Aronia melanocarpa 'Iriqouis Beauty'
From the Waterwise plant sale in spring 2019

Aronia 'Lowscape Mound'
From Bluestone Perennials in spring 2021

Aronia 'Ground Hug' from Garden Crossings in spring 2023


Expectations:
Lowscape Mound is a tidy small bun of a plant with glossy green leaves. It has all the same characteristics of the taller, leggier aronias, including red fall color I hope. This is what Lowscape Mound should look like eventually:


'Iriquois Beauty' only grows to 3 feet high, but spreads out. Flowers are beautiful in spring. It can take dry soil and some shade. It wants enriched soil.

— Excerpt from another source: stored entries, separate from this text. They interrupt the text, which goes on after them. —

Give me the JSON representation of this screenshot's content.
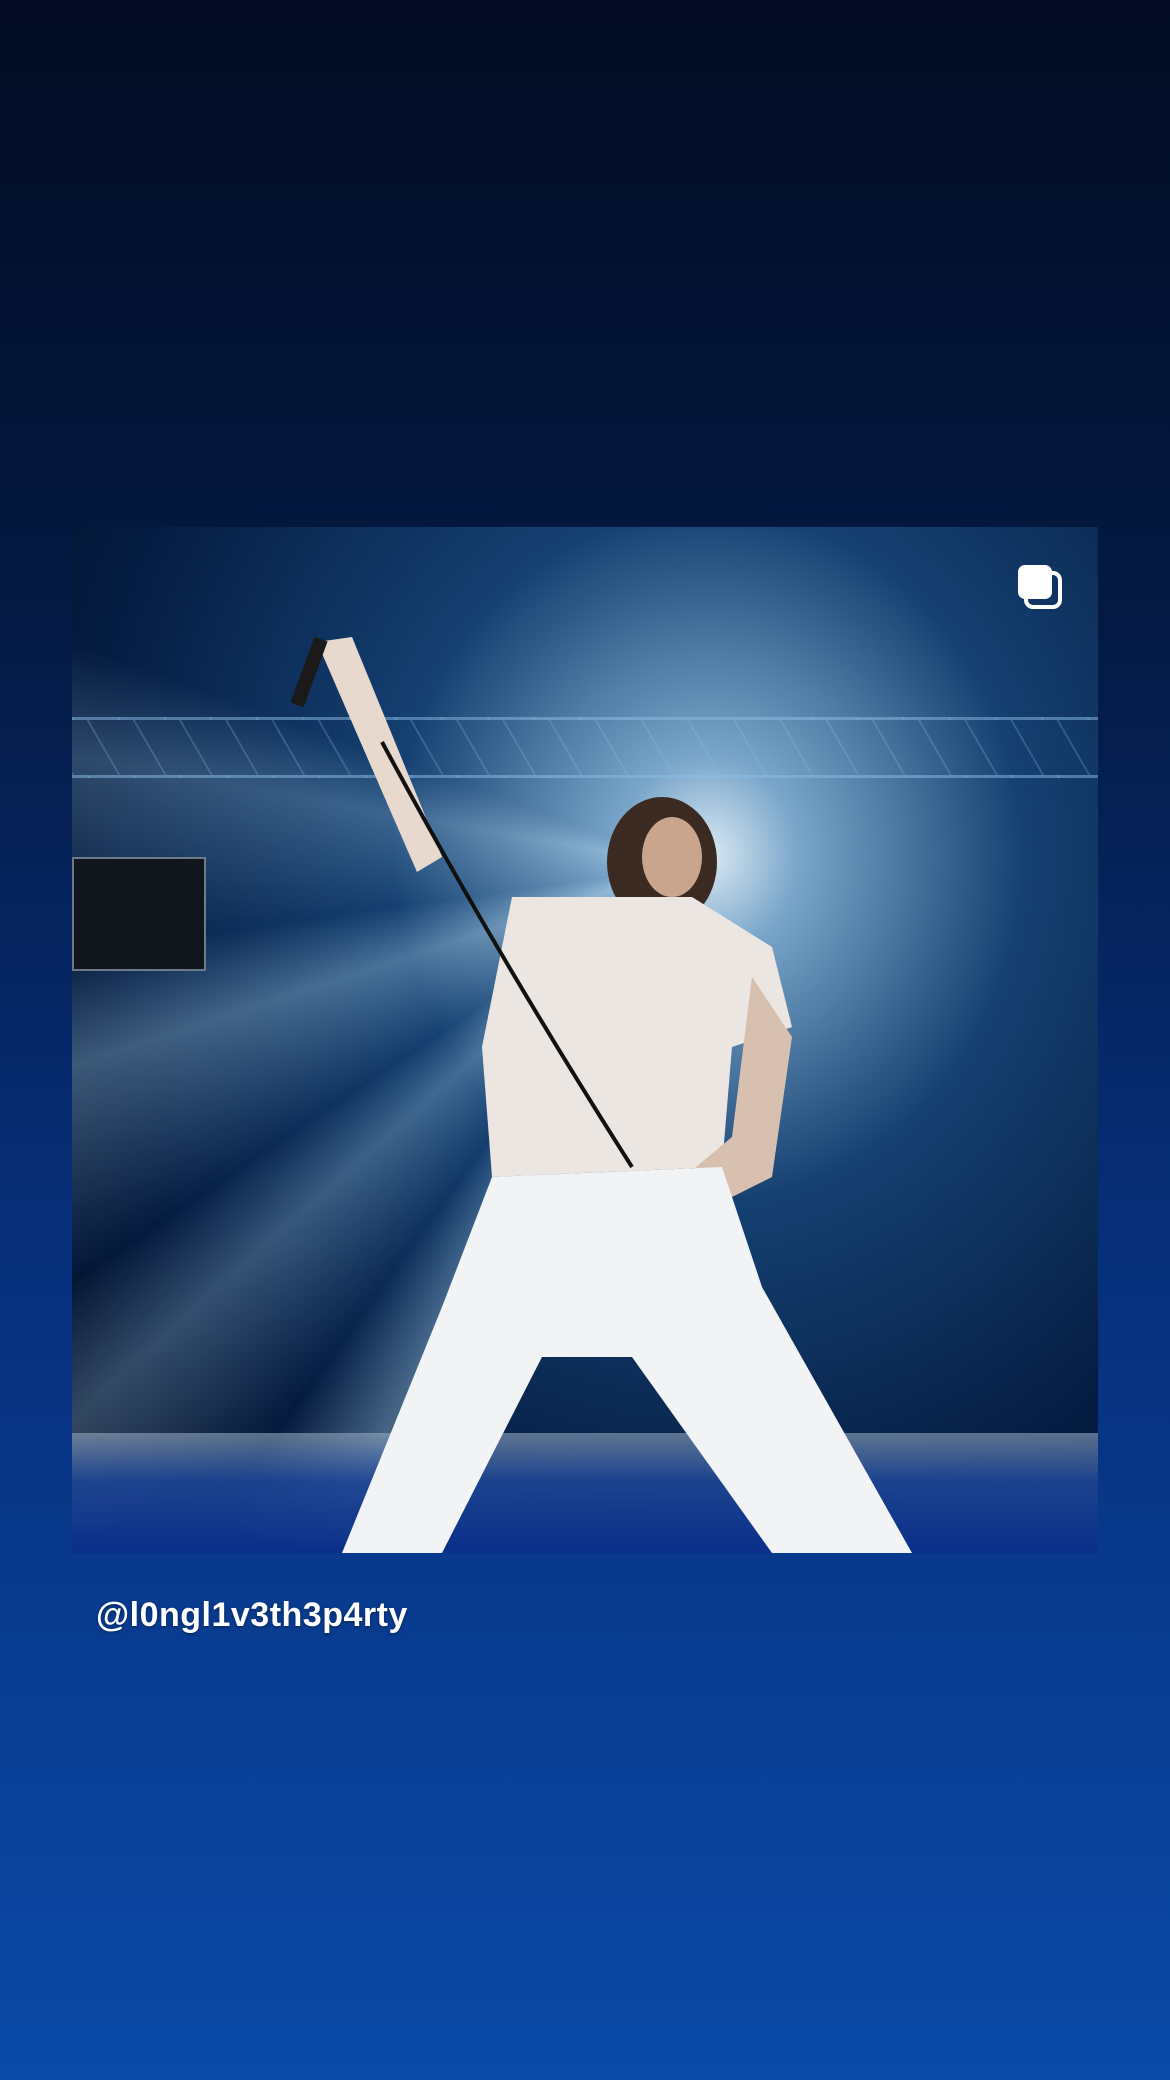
{
  "post": {
    "username": "@l0ngl1v3th3p4rty",
    "media_icon": "multiple-photos-icon",
    "photo_subject": "concert-performer-photo"
  }
}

The 'Briliantissima' Aronia arbutifolias that I had in Connecticut were tall and very open, quite leggy. Fall color was muted red. The red berries were nice in winter, but it was a plant that needed to be surrounded by other things, not a specimen shrub.

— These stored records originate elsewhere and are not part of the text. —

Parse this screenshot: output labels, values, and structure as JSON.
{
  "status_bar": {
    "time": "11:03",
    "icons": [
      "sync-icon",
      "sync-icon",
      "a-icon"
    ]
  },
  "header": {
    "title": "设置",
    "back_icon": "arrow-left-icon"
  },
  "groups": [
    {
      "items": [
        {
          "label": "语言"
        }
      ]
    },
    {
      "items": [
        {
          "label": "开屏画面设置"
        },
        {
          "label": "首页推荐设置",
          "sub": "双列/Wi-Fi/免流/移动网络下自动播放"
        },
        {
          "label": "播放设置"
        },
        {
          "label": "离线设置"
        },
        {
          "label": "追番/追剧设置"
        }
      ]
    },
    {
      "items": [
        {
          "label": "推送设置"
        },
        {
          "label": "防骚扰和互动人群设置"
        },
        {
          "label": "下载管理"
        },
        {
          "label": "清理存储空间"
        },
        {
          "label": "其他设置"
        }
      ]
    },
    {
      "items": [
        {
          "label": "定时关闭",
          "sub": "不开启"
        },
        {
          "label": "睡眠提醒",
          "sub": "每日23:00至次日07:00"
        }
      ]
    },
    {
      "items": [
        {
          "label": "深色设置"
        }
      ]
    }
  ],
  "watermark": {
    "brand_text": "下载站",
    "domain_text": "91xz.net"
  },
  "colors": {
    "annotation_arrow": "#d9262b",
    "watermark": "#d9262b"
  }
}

This black-berried Aronia melanocarpa looks like it will be quite low and shrubby and compact. Fall color is red.


Experiences:
Lowscape Mound was planted in front, under the pine to be seen from the front slider. But it got stomped and broken in its first year and when I dug it up in spring 2022 it was just a dried out twig. Under the pines is a tough spot.

I moved it to richer soil in the new birdbath garden fronting some rocks. Later moved it again in 2023 to the front of the dining room window garden, by the bridge. It got eaten to the ground by rabbits. Sigh.

Lowscape Mound, transplanted again in 2023. Fall color!

Moved it again in 2024 to a spot under the Peggy Martin rose. It's only an inch tall now with about seven tiny leaves.

August 2023
Iriquois Beauty was planted between the aspen trees in the dining room window garden where the New Jersey Tea had been (which never came up in spring 2019). The Aronia was a better choice. It can take some flooding -- it's under the canale and Big Red the Rainbarrel sometimes overflows.

It did not thrive, staying tiny and spindly, and then in fall 2020 it was sheared by a rabbit. It came back, smaller, in spring 2021with glossy green leaves but still very spindly. 

It developed chlorosis in June of 2021. I added iron and it improved but did not grow. 

I took it out in fall 2021 and put it at the back of the potting bench curve. It survives.

The newest, Ground Hug, is planted under the Rose of Sharon in the birdbath garden.